Last week, an entrepreneur and writer named Marco Arment trashed us in a blog post, which was then picked up and forwarded around the Twitter-sphere.
Marco accused us of lots of horrible things, including “scraping” his content without permission and making it look like he wrote for us. He also complained that we didn’t send enough visitors to his web site.
Well, when we read Marco’s post, we were initially confused, because we actually don’t do what he said we did, at least not deliberately.
So we launched an investigation of sorts. And, eventually, we finally figured out what happened.
We thought that, by now, Marco’s frustration was last week’s news, so we weren’t going to take your time explaining what happened. But then Felix Salmon of Reuters said he wanted to write about it and asked us a bunch of intelligent questions. So we figured we might as well go ahead and explain.
Before we begin, though, we should say that one reason we didn’t explain is that it will take a lot of time to do so (thus the several-thousand words below).
In case you’re stretched for time, therefore, here’s the bottom line:
- We don’t “scrape” content, at least not in the way Marco thinks we do (For an automated feature of the site called “The Tape,” we publish headlines from RSS feeds that are directly linked to the publishers’ sites.

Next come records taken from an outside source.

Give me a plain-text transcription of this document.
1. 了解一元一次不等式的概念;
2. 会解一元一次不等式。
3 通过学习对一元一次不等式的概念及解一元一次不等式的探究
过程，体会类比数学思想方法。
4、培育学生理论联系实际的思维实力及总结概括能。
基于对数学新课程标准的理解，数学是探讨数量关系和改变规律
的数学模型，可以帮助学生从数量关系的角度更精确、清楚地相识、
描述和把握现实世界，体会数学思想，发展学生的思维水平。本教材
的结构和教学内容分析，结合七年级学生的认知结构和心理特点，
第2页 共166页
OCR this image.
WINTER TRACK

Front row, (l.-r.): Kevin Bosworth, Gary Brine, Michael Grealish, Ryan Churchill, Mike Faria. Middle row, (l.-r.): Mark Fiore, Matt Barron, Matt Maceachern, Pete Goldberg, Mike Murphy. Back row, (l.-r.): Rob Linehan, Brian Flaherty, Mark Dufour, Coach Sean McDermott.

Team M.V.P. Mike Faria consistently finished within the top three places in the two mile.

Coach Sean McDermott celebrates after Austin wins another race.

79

We don’t include any publisher or writer in The Tape who doesn’t want to be there.)
- We don’t intentionally “make it look like” writers like Marco write for us
- We don’t create pages with short snippets of content from third-party sites to “game Google.” Right now, we DO create such pages, because our publishing system needs to create a page to direct-link a headline to the story on the writer’s site, but these pages include links to the original source and therefore don’t help us with SEO).

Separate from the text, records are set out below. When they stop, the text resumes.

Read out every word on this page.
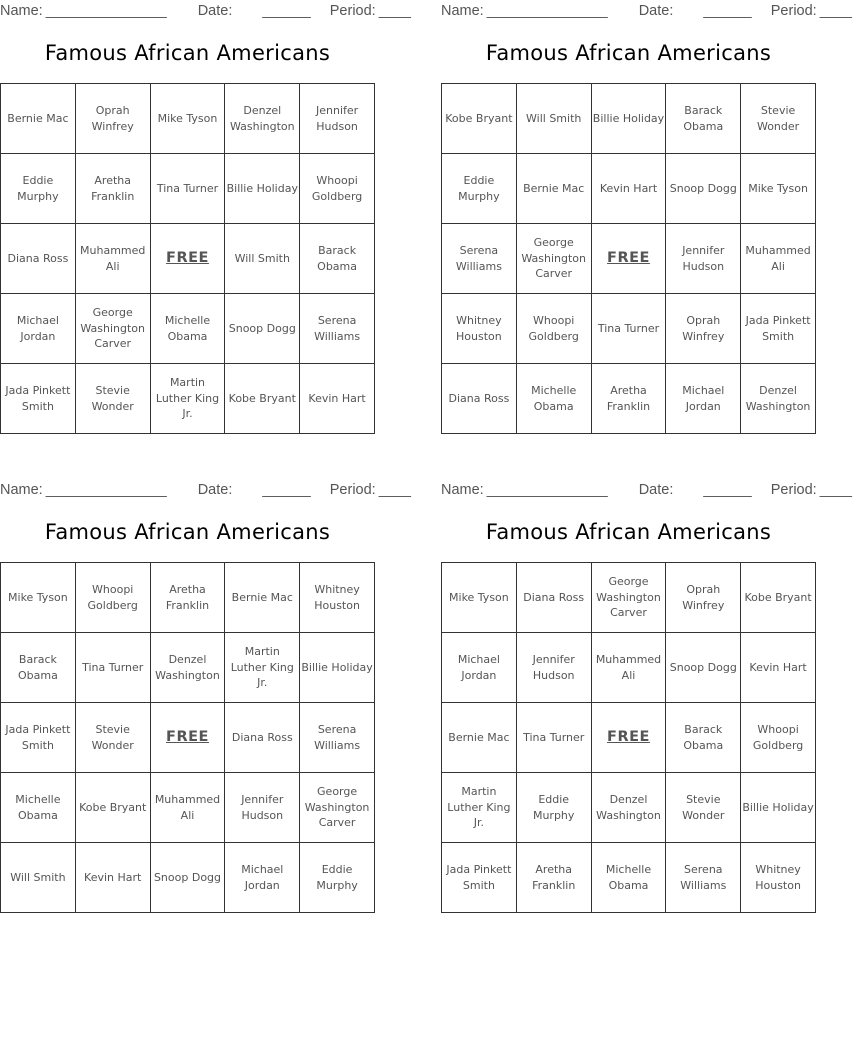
Name: _______________ Date: ______ Period: ____
Famous African Americans
Bernie Mac
Oprah Winfrey
Mike Tyson
Denzel Washington
Jennifer Hudson
Eddie Murphy
Aretha Franklin
Tina Turner Billie Holiday
Whoopi Goldberg
Diana Ross
Muhammed Ali
FREE Will Smith
Barack Obama
Michael Jordan
George Washington Carver
Michelle Obama
Snoop Dogg
Serena Williams
Jada Pinkett Smith
Stevie Wonder
Martin Luther King Jr.
Kobe Bryant Kevin Hart
Name: _______________ Date: ______ Period: ____
Famous African Americans
Kobe Bryant Will Smith Billie Holiday
Barack Obama
Stevie Wonder
Eddie Murphy
Bernie Mac Kevin Hart Snoop Dogg Mike Tyson
Serena Williams
George Washington Carver
FREE	Jennifer Hudson
Muhammed Ali
Whitney Houston
Whoopi Goldberg
Tina Turner
Oprah Winfrey
Jada Pinkett Smith
Diana Ross
Michelle Obama
Aretha Franklin
Michael Jordan
Denzel Washington
Name: _______________ Date: ______ Period: ____
Famous African Americans
Mike Tyson
Whoopi Goldberg
Aretha Franklin
Bernie Mac
Whitney Houston
Barack Obama
Tina Turner
Denzel Washington
Martin Luther King Jr.
Billie Holiday
Jada Pinkett Smith
Stevie Wonder
FREE Diana Ross
Serena Williams
Michelle Obama
Kobe Bryant
Muhammed Ali
Jennifer Hudson
George Washington Carver
Will Smith Kevin Hart Snoop Dogg
Michael Jordan
Eddie Murphy
Name: _______________ Date: ______ Period: ____
Famous African Americans
Mike Tyson Diana Ross
George Washington Carver
Oprah Winfrey
Kobe Bryant
Michael Jordan
Jennifer Hudson
Muhammed Ali
Snoop Dogg Kevin Hart
Bernie Mac Tina Turner FREE	Barack Obama
Whoopi Goldberg
Martin Luther King Jr.
Eddie Murphy
Denzel Washington
Stevie Wonder
Billie Holiday
Jada Pinkett Smith
Aretha Franklin
Michelle Obama
Serena Williams
Whitney Houston
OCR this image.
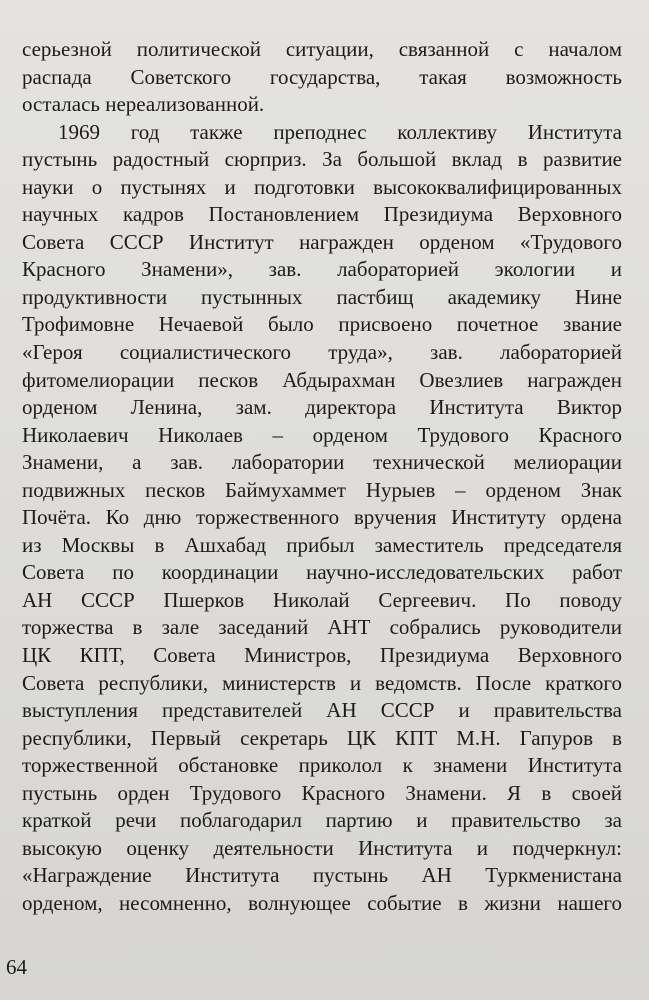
серьезной политической ситуации, связанной с началом
распада Советского государства, такая возможность
осталась нереализованной.
1969 год также преподнес коллективу Института
пустынь радостный сюрприз. За большой вклад в развитие
науки о пустынях и подготовки высококвалифицированных
научных кадров Постановлением Президиума Верховного
Совета СССР Институт награжден орденом «Трудового
Красного Знамени», зав. лабораторией экологии и
продуктивности пустынных пастбищ академику Нине
Трофимовне Нечаевой было присвоено почетное звание
«Героя социалистического труда», зав. лабораторией
фитомелиорации песков Абдырахман Овезлиев награжден
орденом Ленина, зам. директора Института Виктор
Николаевич Николаев – орденом Трудового Красного
Знамени, а зав. лаборатории технической мелиорации
подвижных песков Баймухаммет Нурыев – орденом Знак
Почёта. Ко дню торжественного вручения Институту ордена
из Москвы в Ашхабад прибыл заместитель председателя
Совета по координации научно-исследовательских работ
АН СССР Пшерков Николай Сергеевич. По поводу
торжества в зале заседаний АНТ собрались руководители
ЦК КПТ, Совета Министров, Президиума Верховного
Совета республики, министерств и ведомств. После краткого
выступления представителей АН СССР и правительства
республики, Первый секретарь ЦК КПТ М.Н. Гапуров в
торжественной обстановке приколол к знамени Института
пустынь орден Трудового Красного Знамени. Я в своей
краткой речи поблагодарил партию и правительство за
высокую оценку деятельности Института и подчеркнул:
«Награждение Института пустынь АН Туркменистана
орденом, несомненно, волнующее событие в жизни нашего
64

- We publish stories from hundreds of outside contributors, with permission and links back, and we make it clear that these stories are written by outside contributors
- We help our contributors reach a much larger and different audience than they would by just publishing on their own sites, thus increasing the impact and influence of what they write (and giving our readers more awesome stuff to read)
- We link directly to stories on tens of thousands of sites, including, in the past, Marco’s
- In aggregate, we send LOTS of readers to these sites—nearly 1 million in August.

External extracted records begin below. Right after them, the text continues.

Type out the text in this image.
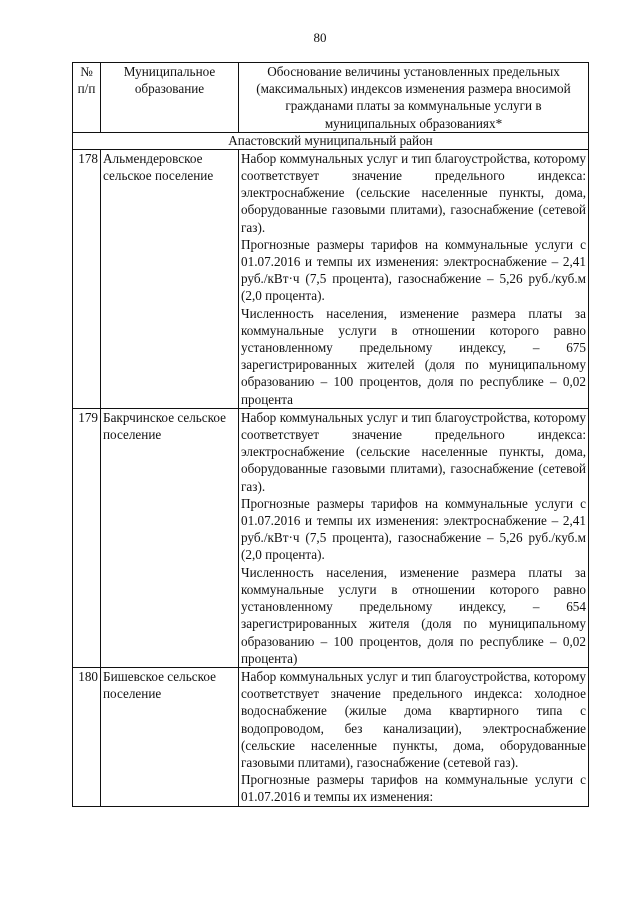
80
№ п/п	Муниципальное образование	Обоснование величины установленных предельных (максимальных) индексов изменения размера вносимой гражданами платы за коммунальные услуги в муниципальных образованиях*
Апастовский муниципальный район		
178	Альмендеровское сельское поселение	Набор коммунальных услуг и тип благоустройства, которому соответствует значение предельного индекса: электроснабжение (сельские населенные пункты, дома, оборудованные газовыми плитами), газоснабжение (сетевой газ).

Прогнозные размеры тарифов на коммунальные услуги с 01.07.2016 и темпы их изменения: электроснабжение – 2,41 руб./кВт·ч (7,5 процента), газоснабжение – 5,26 руб./куб.м (2,0 процента).

Численность населения, изменение размера платы за коммунальные услуги в отношении которого равно установленному предельному индексу, – 675 зарегистрированных жителей (доля по муниципальному образованию – 100 процентов, доля по республике – 0,02 процента

179	Бакрчинское сельское поселение	Набор коммунальных услуг и тип благоустройства, которому соответствует значение предельного индекса: электроснабжение (сельские населенные пункты, дома, оборудованные газовыми плитами), газоснабжение (сетевой газ).

Прогнозные размеры тарифов на коммунальные услуги с 01.07.2016 и темпы их изменения: электроснабжение – 2,41 руб./кВт·ч (7,5 процента), газоснабжение – 5,26 руб./куб.м (2,0 процента).

Численность населения, изменение размера платы за коммунальные услуги в отношении которого равно установленному предельному индексу, – 654 зарегистрированных жителя (доля по муниципальному образованию – 100 процентов, доля по республике – 0,02 процента)

180	Бишевское сельское поселение	Набор коммунальных услуг и тип благоустройства, которому соответствует значение предельного индекса: холодное водоснабжение (жилые дома квартирного типа с водопроводом, без канализации), электроснабжение (сельские населенные пункты, дома, оборудованные газовыми плитами), газоснабжение (сетевой газ).

Прогнозные размеры тарифов на коммунальные услуги с 01.07.2016 и темпы их изменения:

- We often test different page layouts, features, and services—which we then modify, adopt, or kill. (Marco encountered one of these last week and assumed, logically, that it was permanent).
- Our contributors and direct-links to third-party sites are only part of what we do: We now have an editorial staff of more than 30 full-time folks who follow news from hundreds of thousands of sources and create original stories and features based on it.
- We allow anyone, including our competitors, to publish up to one of our original stories per day (in full), as long as the story is properly attributed and includes links back to our site and other headlines. This is what we do with contributors’ content, so we think it’s only fair that we allow our contributors to do the same thing with our content.
- We encourage anyone, including our competitors, to “over-aggregate” any story we write, as long as our work is properly attributed. Over the past month, a new perceived sin has emerged in online journalism, one that Marco actually didn’t complain about: “Over-aggregation.” I’ll follow-up with some separate thoughts on this. For now, let me say that our attribution policy internally is to “credit and attribute others the way you want to be credited and attributed yourself,” which usually means naming the writer and publication and including links back to the original story. As long as we are credited in this way, we actually not really concerned whether all the readers on the other site click through to the original story. We hope some do, of course, but we’re mostly honored and grateful to the writer for highlighting our story and us, and we’re happy to help the writer’s publication get some additional readers as a thank-you. (In the old days, traditional publications used to hire PR firms to get other publications to write about their stories. We’re thankful that the world has progressed and publications like ours no longer need to do that).
- We will never link to anyone who doesn’t want us to link to them. (We don’t know of any of these folks, but if they’re out there, and tell us not to link to them, we won’t).
- We have not yet figured out the perfect way to seamlessly combine external linking, syndicated content, and proprietary content in a way that is always a win-win for everyone involved—but we’re getting much closer to doing so. One thing we are sure of is that, in a world with a million sources of information and awesome content creators only a link away, it would be senseless to create a “walled garden” in which the only content we bring to our readers’ attention is content our employees have created. Our goal is to get closer to this “win-win for everyone—readers, contributors, and external sources” every day.
And with that “pre-amble” out of the way, here are the details on Marco’s complaints. (Grab a cup of coffee—it’s going to take a while).
In his post, Marco included the following screenshot of one of our pages. Marco concluded from this page that we had taken a lot of his content without his permission and made it look like he wrote for us—and also that we totally cluttered the page with ads.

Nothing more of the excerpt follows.